Ukraine war: Putin allows former prisoners to be conscripted
Convicted murderers and drug dealers who have recently left prison in Russia face being conscripted to fight in Ukraine under a change to the law.
President Vladimir Putin amended the legislation on calling up reservists to include men convicted of serious crimes who recently left prison.
Former prisoners convicted of sex crimes against children or terrorism are still excluded from serving.
Russian soldiers have been accused of crimes during the invasion of Ukraine.
The Independent International Commission of Inquiry on Ukraine, set up by the UN, reported in September that war crimes had been committed by Russian forces including summary executions of civilians and acts of "sexual gender-based violence" by "some" soldiers.
Ukraine itself says it has identified tens of thousands of possible war crimes by Russian forces.
Russia denies deliberately attacking civilians and accuses Ukrainian forces of targeting civilians in separatist-held areas of the country with artillery, which Ukraine denies.

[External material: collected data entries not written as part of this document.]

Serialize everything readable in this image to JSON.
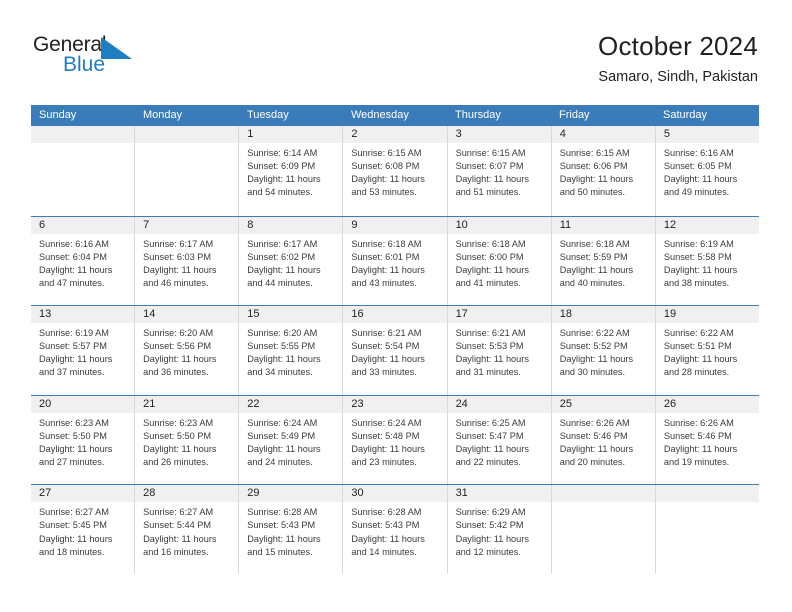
{
  "brand": {
    "name_part1": "General",
    "name_part2": "Blue",
    "triangle_color": "#1f7ec2",
    "blue_text_color": "#1f7ec2"
  },
  "header": {
    "month_title": "October 2024",
    "location": "Samaro, Sindh, Pakistan"
  },
  "theme": {
    "header_blue": "#3a7cba",
    "date_band": "#f0f0f0",
    "cell_border": "#d8d8d8",
    "text": "#231f20"
  },
  "weekdays": [
    "Sunday",
    "Monday",
    "Tuesday",
    "Wednesday",
    "Thursday",
    "Friday",
    "Saturday"
  ],
  "weeks": [
    [
      {
        "day": "",
        "sunrise": "",
        "sunset": "",
        "daylight": ""
      },
      {
        "day": "",
        "sunrise": "",
        "sunset": "",
        "daylight": ""
      },
      {
        "day": "1",
        "sunrise": "Sunrise: 6:14 AM",
        "sunset": "Sunset: 6:09 PM",
        "daylight": "Daylight: 11 hours and 54 minutes."
      },
      {
        "day": "2",
        "sunrise": "Sunrise: 6:15 AM",
        "sunset": "Sunset: 6:08 PM",
        "daylight": "Daylight: 11 hours and 53 minutes."
      },
      {
        "day": "3",
        "sunrise": "Sunrise: 6:15 AM",
        "sunset": "Sunset: 6:07 PM",
        "daylight": "Daylight: 11 hours and 51 minutes."
      },
      {
        "day": "4",
        "sunrise": "Sunrise: 6:15 AM",
        "sunset": "Sunset: 6:06 PM",
        "daylight": "Daylight: 11 hours and 50 minutes."
      },
      {
        "day": "5",
        "sunrise": "Sunrise: 6:16 AM",
        "sunset": "Sunset: 6:05 PM",
        "daylight": "Daylight: 11 hours and 49 minutes."
      }
    ],
    [
      {
        "day": "6",
        "sunrise": "Sunrise: 6:16 AM",
        "sunset": "Sunset: 6:04 PM",
        "daylight": "Daylight: 11 hours and 47 minutes."
      },
      {
        "day": "7",
        "sunrise": "Sunrise: 6:17 AM",
        "sunset": "Sunset: 6:03 PM",
        "daylight": "Daylight: 11 hours and 46 minutes."
      },
      {
        "day": "8",
        "sunrise": "Sunrise: 6:17 AM",
        "sunset": "Sunset: 6:02 PM",
        "daylight": "Daylight: 11 hours and 44 minutes."
      },
      {
        "day": "9",
        "sunrise": "Sunrise: 6:18 AM",
        "sunset": "Sunset: 6:01 PM",
        "daylight": "Daylight: 11 hours and 43 minutes."
      },
      {
        "day": "10",
        "sunrise": "Sunrise: 6:18 AM",
        "sunset": "Sunset: 6:00 PM",
        "daylight": "Daylight: 11 hours and 41 minutes."
      },
      {
        "day": "11",
        "sunrise": "Sunrise: 6:18 AM",
        "sunset": "Sunset: 5:59 PM",
        "daylight": "Daylight: 11 hours and 40 minutes."
      },
      {
        "day": "12",
        "sunrise": "Sunrise: 6:19 AM",
        "sunset": "Sunset: 5:58 PM",
        "daylight": "Daylight: 11 hours and 38 minutes."
      }
    ],
    [
      {
        "day": "13",
        "sunrise": "Sunrise: 6:19 AM",
        "sunset": "Sunset: 5:57 PM",
        "daylight": "Daylight: 11 hours and 37 minutes."
      },
      {
        "day": "14",
        "sunrise": "Sunrise: 6:20 AM",
        "sunset": "Sunset: 5:56 PM",
        "daylight": "Daylight: 11 hours and 36 minutes."
      },
      {
        "day": "15",
        "sunrise": "Sunrise: 6:20 AM",
        "sunset": "Sunset: 5:55 PM",
        "daylight": "Daylight: 11 hours and 34 minutes."
      },
      {
        "day": "16",
        "sunrise": "Sunrise: 6:21 AM",
        "sunset": "Sunset: 5:54 PM",
        "daylight": "Daylight: 11 hours and 33 minutes."
      },
      {
        "day": "17",
        "sunrise": "Sunrise: 6:21 AM",
        "sunset": "Sunset: 5:53 PM",
        "daylight": "Daylight: 11 hours and 31 minutes."
      },
      {
        "day": "18",
        "sunrise": "Sunrise: 6:22 AM",
        "sunset": "Sunset: 5:52 PM",
        "daylight": "Daylight: 11 hours and 30 minutes."
      },
      {
        "day": "19",
        "sunrise": "Sunrise: 6:22 AM",
        "sunset": "Sunset: 5:51 PM",
        "daylight": "Daylight: 11 hours and 28 minutes."
      }
    ],
    [
      {
        "day": "20",
        "sunrise": "Sunrise: 6:23 AM",
        "sunset": "Sunset: 5:50 PM",
        "daylight": "Daylight: 11 hours and 27 minutes."
      },
      {
        "day": "21",
        "sunrise": "Sunrise: 6:23 AM",
        "sunset": "Sunset: 5:50 PM",
        "daylight": "Daylight: 11 hours and 26 minutes."
      },
      {
        "day": "22",
        "sunrise": "Sunrise: 6:24 AM",
        "sunset": "Sunset: 5:49 PM",
        "daylight": "Daylight: 11 hours and 24 minutes."
      },
      {
        "day": "23",
        "sunrise": "Sunrise: 6:24 AM",
        "sunset": "Sunset: 5:48 PM",
        "daylight": "Daylight: 11 hours and 23 minutes."
      },
      {
        "day": "24",
        "sunrise": "Sunrise: 6:25 AM",
        "sunset": "Sunset: 5:47 PM",
        "daylight": "Daylight: 11 hours and 22 minutes."
      },
      {
        "day": "25",
        "sunrise": "Sunrise: 6:26 AM",
        "sunset": "Sunset: 5:46 PM",
        "daylight": "Daylight: 11 hours and 20 minutes."
      },
      {
        "day": "26",
        "sunrise": "Sunrise: 6:26 AM",
        "sunset": "Sunset: 5:46 PM",
        "daylight": "Daylight: 11 hours and 19 minutes."
      }
    ],
    [
      {
        "day": "27",
        "sunrise": "Sunrise: 6:27 AM",
        "sunset": "Sunset: 5:45 PM",
        "daylight": "Daylight: 11 hours and 18 minutes."
      },
      {
        "day": "28",
        "sunrise": "Sunrise: 6:27 AM",
        "sunset": "Sunset: 5:44 PM",
        "daylight": "Daylight: 11 hours and 16 minutes."
      },
      {
        "day": "29",
        "sunrise": "Sunrise: 6:28 AM",
        "sunset": "Sunset: 5:43 PM",
        "daylight": "Daylight: 11 hours and 15 minutes."
      },
      {
        "day": "30",
        "sunrise": "Sunrise: 6:28 AM",
        "sunset": "Sunset: 5:43 PM",
        "daylight": "Daylight: 11 hours and 14 minutes."
      },
      {
        "day": "31",
        "sunrise": "Sunrise: 6:29 AM",
        "sunset": "Sunset: 5:42 PM",
        "daylight": "Daylight: 11 hours and 12 minutes."
      },
      {
        "day": "",
        "sunrise": "",
        "sunset": "",
        "daylight": ""
      },
      {
        "day": "",
        "sunrise": "",
        "sunset": "",
        "daylight": ""
      }
    ]
  ]
}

The UN commission said it had found "two instances of ill-treatment of Russian Federation soldiers by Ukrainian soldiers" but the number of war crimes allegations against Russia was "obviously significantly larger".
In September, reports emerged that the Wagner mercenary group was recruiting prisoners to fight in Ukraine in exchange for their sentences being commuted.
Russian law does not allow commutation of prison sentences in exchange for mercenary service but Wagner head Yevgeny Prigozhin was filmed telling prisoners "nobody goes back behind bars" if they served with his group.
On Friday, Wagner opened its first official headquarters in Russia, in the city of St Petersburg.
President Putin announced that some 49,000 of about 300,000 reservists called up since September had already been deployed to units serving in Ukraine.
He told a group of young men and women from a Kremlin-controlled movement called Popular Front that "about 50,000" volunteers had also signed up.
Military experts in the West and Ukraine say Mr Putin's decision to call up reservists showed that Russian troops were failing badly on the battlefield in Ukraine.
Thousands of Russian men opposed to the war have fled the country since the call-up was announced.
Since Russia invaded Ukraine on 24 February, thousands of civilians and combatants have been killed or injured, cities and towns have been destroyed in fighting, and nearly 7.8 million Ukrainians have been registered as refugees in Europe, with 2.8 million of them in Russia.